Accepting claims from health-care workers who treat COVID patients seems sensible. I’m less convinced by the analysis presented for cafeteria and grocery workers. Given the virulence of COVID-19 and the fact that grocery and cafeteria employment require workers to extensively interact with the public (who will include carriers), I would think these workers might well meet the (a) + (c) test. Basically, the workers’ employment puts them at greater risk than the general public.

It may be that the WCB is relying upon the “but-for” test here. The “but-for” test basically asks whether the work exposure was necessary for the injury to have occurred. That is to say, if not for the work, would the injury have occurred? If yes, then the work did not cause the injury.

In a pandemic, all cases of COVID-19 (including those experienced by health-care workers) could well occur without a workplace exposure. So, if the WCB applies the “but for” test to health-care workers who treat COVID-19 patients, shouldn’t they also be excluded from coverage?

It is important to recognize that the WCB is trying to provide broad advice and must adjudicate each claim on its merits. Consequently, actual claim acceptance and denial may play out differently than the examples suggest.

That said, the examples provided may cause some workers and employers not to file claims. The narrow reading of the policy evident in the examples may also shape how WCB staff apply the policy when faced with claims.

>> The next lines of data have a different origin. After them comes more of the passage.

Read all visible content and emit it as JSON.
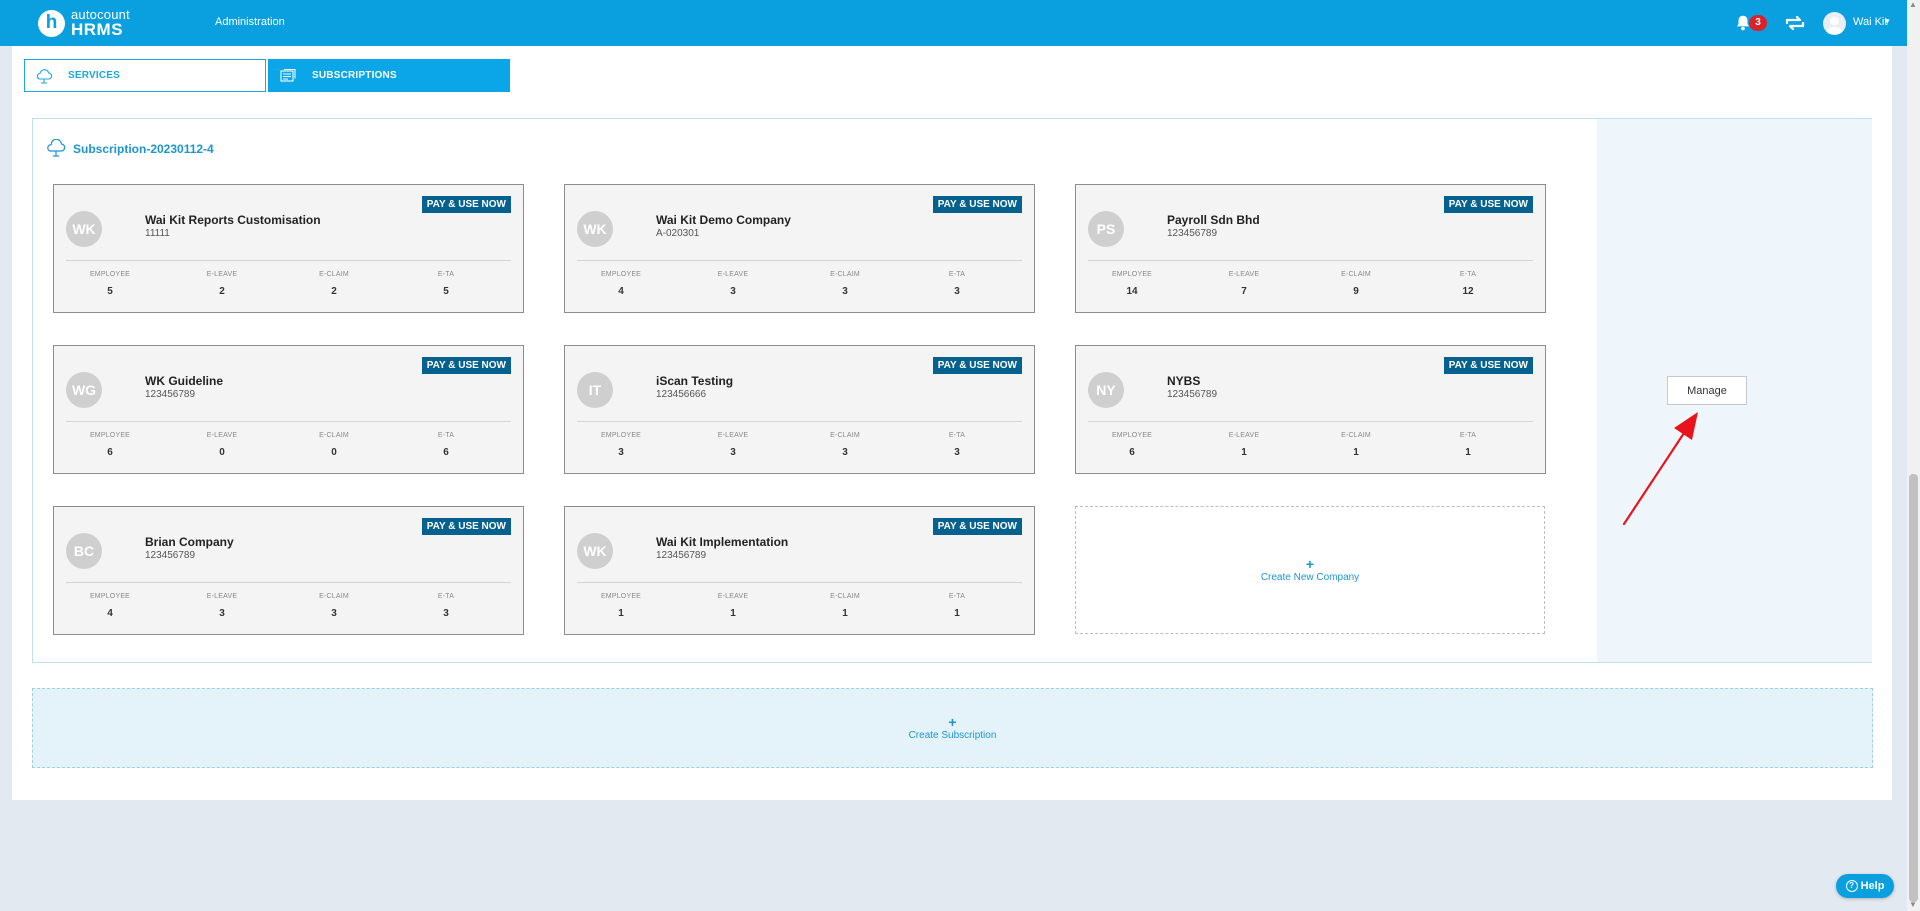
{
  "header": {
    "brand": "autocount",
    "product": "HRMS",
    "nav_admin": "Administration",
    "notifications_count": "3",
    "user_name": "Wai Kit",
    "accent_color": "#0aa0e0"
  },
  "tabs": [
    {
      "label": "SERVICES",
      "icon": "cloud-icon",
      "active": false
    },
    {
      "label": "SUBSCRIPTIONS",
      "icon": "subscriptions-icon",
      "active": true
    }
  ],
  "subscription": {
    "title": "Subscription-20230112-4",
    "manage_label": "Manage",
    "stat_labels": [
      "EMPLOYEE",
      "E-LEAVE",
      "E-CLAIM",
      "E-TA"
    ],
    "pay_label": "PAY & USE NOW",
    "companies": [
      {
        "initials": "WK",
        "name": "Wai Kit Reports Customisation",
        "code": "11111",
        "stats": [
          "5",
          "2",
          "2",
          "5"
        ]
      },
      {
        "initials": "WK",
        "name": "Wai Kit Demo Company",
        "code": "A-020301",
        "stats": [
          "4",
          "3",
          "3",
          "3"
        ]
      },
      {
        "initials": "PS",
        "name": "Payroll Sdn Bhd",
        "code": "123456789",
        "stats": [
          "14",
          "7",
          "9",
          "12"
        ]
      },
      {
        "initials": "WG",
        "name": "WK Guideline",
        "code": "123456789",
        "stats": [
          "6",
          "0",
          "0",
          "6"
        ]
      },
      {
        "initials": "IT",
        "name": "iScan Testing",
        "code": "123456666",
        "stats": [
          "3",
          "3",
          "3",
          "3"
        ]
      },
      {
        "initials": "NY",
        "name": "NYBS",
        "code": "123456789",
        "stats": [
          "6",
          "1",
          "1",
          "1"
        ]
      },
      {
        "initials": "BC",
        "name": "Brian Company",
        "code": "123456789",
        "stats": [
          "4",
          "3",
          "3",
          "3"
        ]
      },
      {
        "initials": "WK",
        "name": "Wai Kit Implementation",
        "code": "123456789",
        "stats": [
          "1",
          "1",
          "1",
          "1"
        ]
      }
    ],
    "create_company_label": "Create New Company",
    "plus": "+"
  },
  "create_subscription_label": "Create Subscription",
  "help_label": "Help"
}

An interesting question to ask is who benefits from a narrow reading of Policy 03-01? One answer is that the WCB benefits. By restricting access to compensation, the WCB will protect its accident fund from a potentially huge number of claims (including a relatively large number of fatalities). The cost of these claims would hit at the same time as the WCB’s accident fund is likely taking a beating in markets. Such a draw on the fund might also trigger premium increases, thereby creating employer (and likely government) backlash.

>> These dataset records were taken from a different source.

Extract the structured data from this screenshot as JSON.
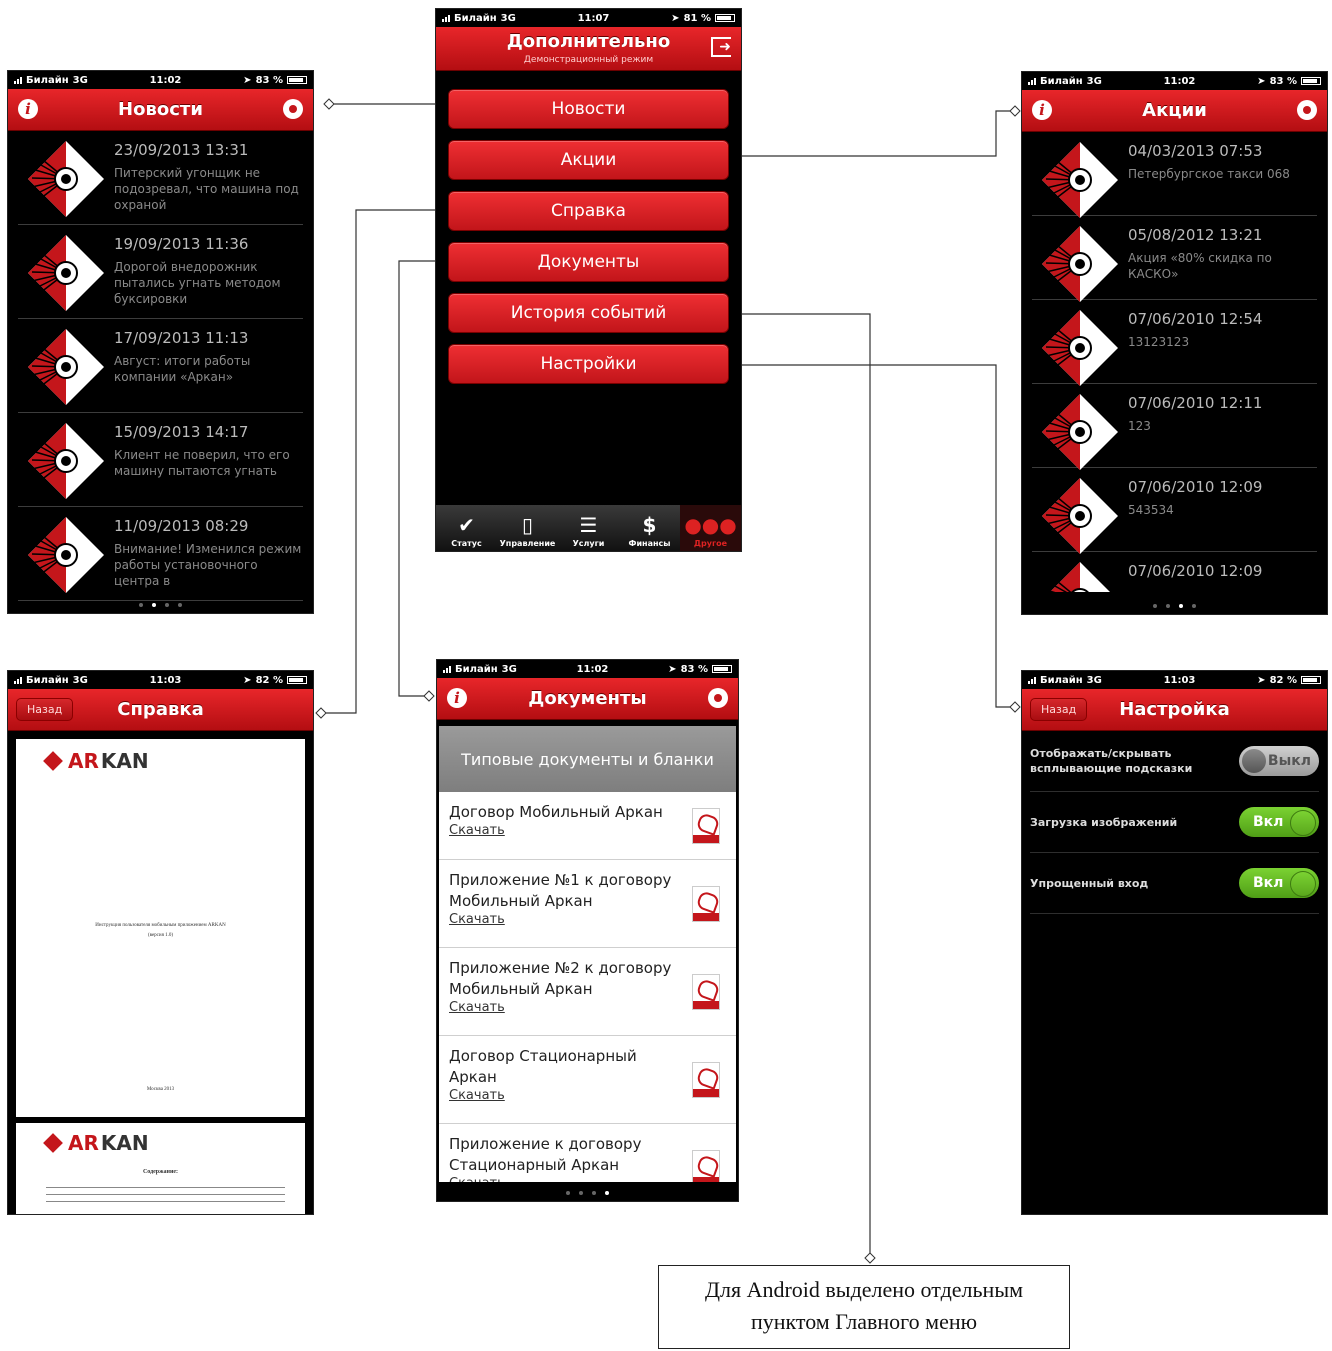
{
  "status": {
    "carrier": "Билайн",
    "network": "3G",
    "t_news": "11:02",
    "b_news": "83 %",
    "t_main": "11:07",
    "b_main": "81 %",
    "t_promo": "11:02",
    "b_promo": "83 %",
    "t_help": "11:03",
    "b_help": "82 %",
    "t_docs": "11:02",
    "b_docs": "83 %",
    "t_set": "11:03",
    "b_set": "82 %"
  },
  "main_menu": {
    "title": "Дополнительно",
    "subtitle": "Демонстрационный режим",
    "buttons": [
      "Новости",
      "Акции",
      "Справка",
      "Документы",
      "История событий",
      "Настройки"
    ],
    "tabs": [
      "Статус",
      "Управление",
      "Услуги",
      "Финансы",
      "Другое"
    ]
  },
  "news": {
    "title": "Новости",
    "items": [
      {
        "date": "23/09/2013 13:31",
        "text": "Питерский угонщик не подозревал, что машина под охраной"
      },
      {
        "date": "19/09/2013 11:36",
        "text": "Дорогой внедорожник пытались угнать методом буксировки"
      },
      {
        "date": "17/09/2013 11:13",
        "text": "Август: итоги работы компании «Аркан»"
      },
      {
        "date": "15/09/2013 14:17",
        "text": "Клиент не поверил, что его машину пытаются угнать"
      },
      {
        "date": "11/09/2013 08:29",
        "text": "Внимание! Изменился режим работы установочного центра в"
      }
    ]
  },
  "promo": {
    "title": "Акции",
    "items": [
      {
        "date": "04/03/2013 07:53",
        "text": "Петербургское такси 068"
      },
      {
        "date": "05/08/2012 13:21",
        "text": "Акция «80% скидка по КАСКО»"
      },
      {
        "date": "07/06/2010 12:54",
        "text": "13123123"
      },
      {
        "date": "07/06/2010 12:11",
        "text": "123"
      },
      {
        "date": "07/06/2010 12:09",
        "text": "543534"
      },
      {
        "date": "07/06/2010 12:09",
        "text": ""
      }
    ]
  },
  "help": {
    "title": "Справка",
    "back": "Назад",
    "logo": "ARKAN",
    "doc_caption_1": "Инструкция пользователя мобильным приложением ARKAN",
    "doc_caption_2": "(версия 1.0)",
    "doc_footer": "Москва 2013",
    "toc_title": "Содержание:"
  },
  "docs": {
    "title": "Документы",
    "header": "Типовые документы и бланки",
    "download": "Скачать",
    "items": [
      "Договор Мобильный Аркан",
      "Приложение №1 к договору Мобильный Аркан",
      "Приложение №2 к договору Мобильный Аркан",
      "Договор Стационарный Аркан",
      "Приложение к договору Стационарный Аркан"
    ]
  },
  "settings": {
    "title": "Настройка",
    "back": "Назад",
    "rows": [
      {
        "label": "Отображать/скрывать всплывающие подсказки",
        "state": "Выкл"
      },
      {
        "label": "Загрузка изображений",
        "state": "Вкл"
      },
      {
        "label": "Упрощенный вход",
        "state": "Вкл"
      }
    ]
  },
  "note": {
    "line1": "Для Android выделено отдельным",
    "line2": "пунктом Главного меню"
  },
  "colors": {
    "brand_red": "#c4161b",
    "toggle_on": "#6cc426",
    "background": "#000000"
  }
}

I don’t mean to suggest that the WCB staff are acting like Bond villains (they are likely simply trying to adjudicate claims in circumstances of considerable ambiguity). But I do think it is worthwhile considering how organizational pressures and logics can influence how organizational actors interpret policy. And this can lead to outcomes (e.g., widespread claims denials) which sit uneasily with the purpose of workers’ compensation, which is to compensate workers for work-related injury and death.

-- Bob Barnetson

Update: So today (March 26) the WCB issued a new advice sheet to employers that removes the examples fro the March 9 sheet and adds this paragraph:
A claim is likely to be accepted if a worker contracts the illness and is performing what the province deems to be an “essential service” that puts them in regular contact with the general public. A worker will also likely be covered in the event of a widespread outbreak at their place of work.
This seems to broaden the group of workers who would likely have claims accepted, although who is an essential service has not yet been established. There are also other changes too complex to elaborate.